The helmet was nicked where a bullet had hit it and slid off.

Rogers looked up at Roscoe. ‘You just saved my life.’

‘Yeah, well,’ Roscoe said, ‘you saved mine.’

The soldier offered his hand and Roscoe took it, but found himself being pulled into a hug and clapped on the back.

When Rogers released him, the man readied his gun again and poised himself to climb out.

With a last look at Roscoe, he saluted. Not some half-assed joke of a salute, but a real one that carried the weight of two lives saved in the heat of a battle that smelled of gunpowder and diesel fuel, burning flesh and death.

‘Give ’em hell,’ Roscoe said, saluting him back, and Rogers charged out of the hole.
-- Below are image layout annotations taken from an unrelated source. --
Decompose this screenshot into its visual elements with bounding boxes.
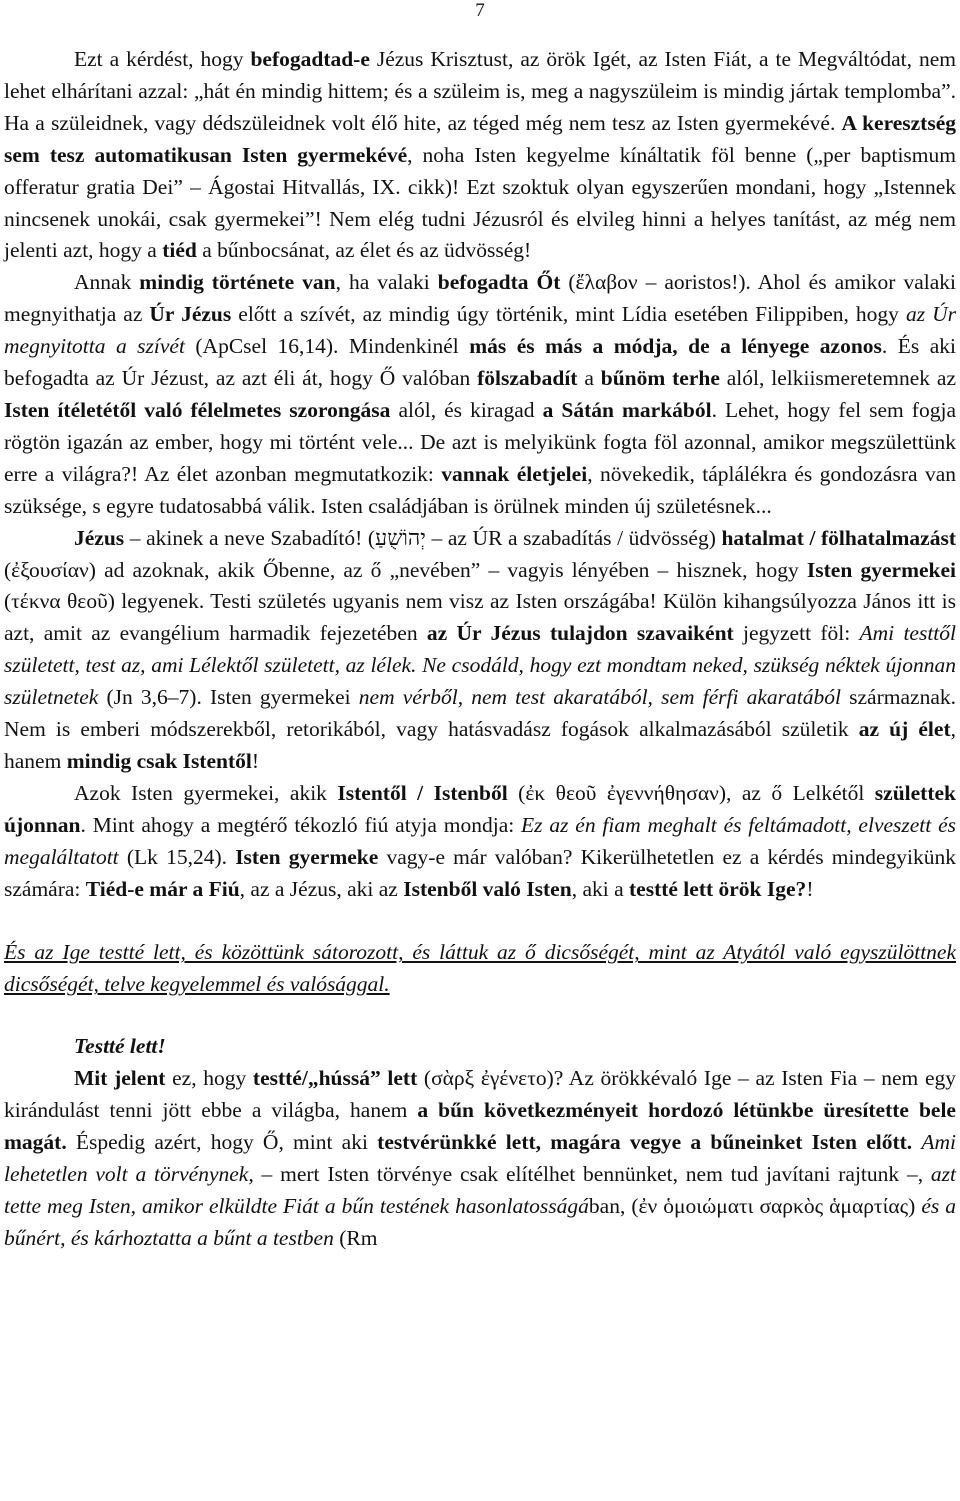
bold-text: Mit jelent (74, 1066, 166, 1091)
text-run: , növekedik, táplálékra és gondozásra van szüksége, s egyre tudatosabbá válik. Isten családjában is örülnek minden új születésnek... (4, 461, 956, 518)
bold-text: a bűn következményeit hordozó létünkbe üresítette bele magát. (4, 1098, 956, 1154)
bold-text: a Sátán markából (542, 397, 712, 422)
bold-text: Isten gyermekei (806, 557, 956, 582)
text-run: (ἐξουσίαν) ad azoknak, akik Őbenne, az ő „nevében” – vagyis lényében – hisznek, hogy (4, 557, 807, 582)
text-run: Ezt a kérdést, hogy (74, 47, 251, 71)
bold-text: mindig története van (139, 270, 336, 295)
text-run: , aki a (571, 876, 629, 901)
text-run: előtt a szívét, az mindig úgy történik, mint Lídia esetében Filippiben, hogy (231, 302, 906, 327)
text-run: (Rm (333, 1225, 378, 1250)
page-body (4, 44, 956, 1255)
italic-text: nem vérből, nem test akaratából, sem férfi akaratából (358, 685, 841, 710)
page-number: 7 (475, 0, 485, 21)
text-run: a bűnbocsánat, az élet és az üdvösség! (196, 238, 532, 263)
bold-text: születtek újonnan (4, 780, 956, 837)
text-run: Jézus Krisztust, az örök Igét, az Isten Fiát, a te Megváltódat, nem lehet elhárítani azzal: „hát én mindig hittem; és a szüleim is, meg a nagyszüleim is mindig jártak templomba”. Ha a szüleidnek, vagy dédszüleidnek volt élő hite, az téged még nem tesz az Isten gyermekévé. (4, 47, 956, 135)
text-run: alól, lelkiismeretemnek az (719, 366, 956, 391)
bold-text: az új élet (858, 717, 951, 742)
paragraph-born-of-god (4, 778, 956, 906)
italic-text: az Úr megnyitotta a szívét (4, 302, 957, 359)
bold-text: hatalmat / fölhatalmazást (721, 525, 956, 550)
text-run: , ha valaki (335, 270, 438, 295)
text-run: (Jn 3,6–7). Isten gyermekei (98, 685, 359, 710)
bold-text: Istentől / Istenből (337, 780, 508, 805)
text-run (912, 1130, 921, 1154)
italic-text: Ami lehetetlen volt a törvénynek, (4, 1130, 957, 1186)
text-run: És az Ige testté lett, és közöttünk sátorozott, és láttuk az ő dicsőségét, mint az Atyától való egyszülöttnek dicsőségét, telve kegyelemmel és valósággal. (4, 940, 956, 997)
bold-text: Istenből való Isten (403, 876, 572, 901)
bold-text: Tiéd-e már a Fiú (85, 876, 240, 901)
italic-text: azt tette meg Isten, amikor elküldte Fiát a bűn testének hasonlatosságá (4, 1161, 956, 1218)
text-run: (Lk 15,24). (118, 844, 236, 869)
text-run: jegyzett föl: (733, 621, 860, 646)
text-run: ban, (ἐν ὁμοιώματι σαρκὸς ἁμαρτίας) (588, 1193, 922, 1218)
text-run: . Mint ahogy a megtérő tékozló fiú atyja mondja: (80, 812, 522, 837)
bold-text: testvérünkké lett, magára vegye a bűneinket Isten előtt. (377, 1130, 913, 1154)
bold-text: testté lett örök Ige? (629, 876, 807, 901)
paragraph-history (4, 267, 956, 522)
paragraph-intro (4, 44, 956, 267)
bold-text: testté/„hússá” lett (252, 1066, 418, 1091)
text-run: – mert Isten törvénye csak elítélhet bennünket, nem tud javítani rajtunk –, (253, 1161, 931, 1186)
text-run: Éspedig azért, hogy Ő, mint aki (66, 1130, 378, 1154)
text-run: Azok Isten gyermekei, akik (74, 780, 338, 805)
bold-text: az Úr Jézus tulajdon szavaiként (426, 621, 734, 646)
bold-text: Jézus (74, 525, 125, 550)
italic-text: Ez az én fiam meghalt és feltámadott, elveszett és megaláltatott (4, 812, 956, 869)
italic-text: és a bűnért, és kárhoztatta a bűnt a testben (4, 1193, 956, 1250)
bold-text: A keresztség sem tesz automatikusan Isten gyermekévé (4, 110, 956, 167)
text-run: származnak. Nem is emberi módszerekből, retorikából, vagy hatásvadász fogások alkalmazásából születik (4, 685, 956, 742)
text-run: (τέκνα θεοῦ) legyenek. Testi születés ugyanis nem visz az Isten országába! Külön kihangsúlyozza János itt is azt, amit az evangélium harmadik fejezetében (4, 589, 956, 646)
text-run: vagy-e már valóban? Kikerülhetetlen ez a kérdés mindegyikünk számára: (4, 844, 957, 901)
bold-text: bűnöm terhe (600, 366, 720, 391)
text-run: , az a Jézus, aki az (239, 876, 404, 901)
text-run: Annak (74, 270, 140, 295)
italic-text: Ami testtől született, test az, ami Lélektől született, az lélek. Ne csodáld, hogy ezt mondtam neked, szükség néktek újonnan születnetek (4, 621, 957, 710)
text-run: , noha Isten kegyelme kínáltatik föl benne („per baptismum offeratur gratia Dei” – Ágostai Hitvallás, IX. cikk)! Ezt szoktuk olyan egyszerűen mondani, hogy „Istennek nincsenek unokái, csak gyermekei”! Nem elég tudni Jézusról és elvileg hinni a helyes tanítást, az még nem jelenti azt, hogy a (4, 142, 956, 263)
bold-text: befogadtad-e (250, 47, 370, 71)
text-run: a (577, 366, 601, 391)
text-run: . Lehet, hogy fel sem fogja rögtön igazán az ember, hogy mi történt vele... De azt is melyikünk fogta föl azonnal, amikor megszülettünk erre a világra?! Az élet azonban megmutatkozik: (4, 397, 956, 486)
text-run: (ἔλαβον – aoristos!). Ahol és amikor valaki megnyithatja az (4, 270, 956, 327)
text-run: ez, hogy (165, 1066, 253, 1091)
text-run: , hanem (4, 717, 956, 773)
bold-text: fölszabadít (477, 366, 578, 391)
section-heading (4, 1031, 956, 1063)
text-run: alól, és kiragad (390, 397, 543, 422)
text-run: ! (806, 876, 814, 901)
bold-text: más és más a módja, de a lényege azonos (469, 334, 882, 359)
text-run: . És aki befogadta az Úr Jézust, az azt éli át, hogy Ő valóban (4, 334, 956, 391)
bold-text: tiéd (162, 238, 197, 263)
bold-text: mindig csak Istentől (66, 748, 252, 773)
bold-text: Isten ítéletétől való félelmetes szorongása (4, 397, 391, 422)
bold-text: befogadta Őt (437, 270, 561, 295)
bold-text: Úr Jézus (149, 302, 232, 327)
text-run: – akinek a neve Szabadító! (יְהוֹשֻׁעַ – az ÚR a szabadítás / üdvösség) (124, 525, 722, 550)
paragraph-incarnation (4, 1063, 956, 1254)
scripture-quote (4, 937, 956, 1001)
text-run: (ἐκ θεοῦ ἐγεννήθησαν), az ő Lelkétől (507, 780, 875, 805)
bold-text: Isten gyermeke (235, 844, 379, 869)
bold-text: vannak életjelei (441, 461, 588, 486)
text-run: (σὰρξ ἐγένετο)? Az örökkévaló Ige – az Isten Fia – nem egy kirándulást tenni jött ebbe a világba, hanem (4, 1066, 956, 1123)
text-run: (ApCsel 16,14). Mindenkinél (184, 334, 470, 359)
text-run: ! (251, 748, 260, 773)
text-run: Testté lett! (74, 1034, 166, 1059)
paragraph-jesus-name (4, 523, 956, 778)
The din of the fighting made it hard to hear, but after a while Roscoe swore he could just make out a familiar voice shouting names: Gordon, Thompson, Cooper, Simmons, Monk. All men of the 320th. It was a roll-call coming from another foxhole.

‘Crane!’ He cupped his hands around his mouth and shouted, ‘Roscoe Crane’s here!’

‘Crane, I hear you. It’s Reed. Lieutenant Colonel Reed. I’ve got Baker and Smith here too.’

Three men. The balloons needed teams of five or at least four, but maybe it could be done with three. Roscoe shouted over to Reed about the secured ravine the trucks were using to the east, but Reed had already seen it and just needed enough men together to make up a team.

‘We can do it with three,’ Roscoe shouted to the lieutenant colonel. He hoped it was true.

‘Then get over there, soldiers, and get those babies in the sky.’